The lawsuit was filed by 117 workers led by Jennifer Bridges, a nurse at Houston Methodist's Baytown hospital who declined the vaccine because she considers it experimental and dangerous. The judge disagreed, writing: "This claim is false, and it is also irrelevant."

Learning of the dismissal from USA TODAY, Bridges vowed not to give up. She has initiated a change.org petition that as of Saturday had drawn more than 9,000 signatures and a GoFundMe to pay for the lawsuit that has raised $130,000.

"This doesn't surprise me," she said. "Methodist is a very large company, and they are pretty well-protected in a lot of areas. We knew this was going to be a huge fight, and we are prepared to fight it."

The lawsuit claimed federal law prohibits employees from being required to get vaccinated without full U.S. Food and Drug Administration approval of the vaccines. The FDA has authorized the Moderna, Pfizer and Johnson & Johnson vaccines under a special provision for emergencies.

The judge dismissed that argument as well, saying that law does not apply to private employers.
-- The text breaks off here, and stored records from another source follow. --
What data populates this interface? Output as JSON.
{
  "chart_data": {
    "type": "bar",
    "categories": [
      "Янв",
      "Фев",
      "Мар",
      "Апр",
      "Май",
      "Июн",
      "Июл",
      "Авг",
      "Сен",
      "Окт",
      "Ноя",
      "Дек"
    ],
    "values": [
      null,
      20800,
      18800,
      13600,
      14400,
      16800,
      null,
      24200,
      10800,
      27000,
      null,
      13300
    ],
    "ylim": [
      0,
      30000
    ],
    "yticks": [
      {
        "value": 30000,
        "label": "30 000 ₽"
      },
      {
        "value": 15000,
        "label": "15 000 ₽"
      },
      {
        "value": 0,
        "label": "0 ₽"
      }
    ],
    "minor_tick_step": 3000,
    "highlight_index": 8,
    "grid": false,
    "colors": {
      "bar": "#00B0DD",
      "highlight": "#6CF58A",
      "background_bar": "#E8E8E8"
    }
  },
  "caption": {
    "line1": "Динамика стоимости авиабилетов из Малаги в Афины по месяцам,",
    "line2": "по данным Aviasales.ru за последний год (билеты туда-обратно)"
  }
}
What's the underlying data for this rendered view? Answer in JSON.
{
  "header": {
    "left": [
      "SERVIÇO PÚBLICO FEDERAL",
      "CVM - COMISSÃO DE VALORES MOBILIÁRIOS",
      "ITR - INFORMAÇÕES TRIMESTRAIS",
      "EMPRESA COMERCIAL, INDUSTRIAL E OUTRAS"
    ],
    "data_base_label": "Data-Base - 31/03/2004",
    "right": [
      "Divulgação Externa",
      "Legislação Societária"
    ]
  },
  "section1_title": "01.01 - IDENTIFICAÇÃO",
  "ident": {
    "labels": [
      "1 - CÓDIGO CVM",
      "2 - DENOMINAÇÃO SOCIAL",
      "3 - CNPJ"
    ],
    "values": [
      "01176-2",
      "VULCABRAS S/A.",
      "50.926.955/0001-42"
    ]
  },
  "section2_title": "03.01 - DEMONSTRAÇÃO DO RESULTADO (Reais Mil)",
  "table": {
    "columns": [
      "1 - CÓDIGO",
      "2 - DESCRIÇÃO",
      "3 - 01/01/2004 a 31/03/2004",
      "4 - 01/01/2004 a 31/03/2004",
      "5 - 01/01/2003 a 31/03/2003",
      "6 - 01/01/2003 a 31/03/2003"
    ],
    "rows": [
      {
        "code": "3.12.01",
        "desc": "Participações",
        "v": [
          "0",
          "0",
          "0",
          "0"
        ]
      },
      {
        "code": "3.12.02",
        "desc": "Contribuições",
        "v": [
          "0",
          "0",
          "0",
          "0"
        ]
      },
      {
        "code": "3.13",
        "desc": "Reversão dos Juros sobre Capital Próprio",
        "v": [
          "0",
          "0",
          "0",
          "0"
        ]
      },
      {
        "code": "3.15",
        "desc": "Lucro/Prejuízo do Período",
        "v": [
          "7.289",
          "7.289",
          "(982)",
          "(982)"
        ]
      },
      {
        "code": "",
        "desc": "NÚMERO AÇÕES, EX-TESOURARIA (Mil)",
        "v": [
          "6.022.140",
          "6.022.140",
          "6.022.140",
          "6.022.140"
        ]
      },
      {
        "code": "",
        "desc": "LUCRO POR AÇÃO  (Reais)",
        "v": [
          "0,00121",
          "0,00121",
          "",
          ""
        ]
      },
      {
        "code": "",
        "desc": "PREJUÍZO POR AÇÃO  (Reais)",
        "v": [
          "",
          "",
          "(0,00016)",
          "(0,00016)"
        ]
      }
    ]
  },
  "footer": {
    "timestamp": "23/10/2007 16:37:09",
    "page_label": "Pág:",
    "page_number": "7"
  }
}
He also dismissed an argument that anyone who gets the vaccine is effectively a human subject in an experimental trial. 

"The hospital's employees are not participants in a human trial," he wrote. "They are licensed doctors, nurses, medical technician, and staff members. The hospital has not applied to test the COVID-19 vaccines on its employees."

The lawsuit was filed in Texas state court but was moved to federal court at Houston Methodist's request. The federal judge ruled Saturday that Texas state law protects workers from being fired only if they are forced to commit a crime.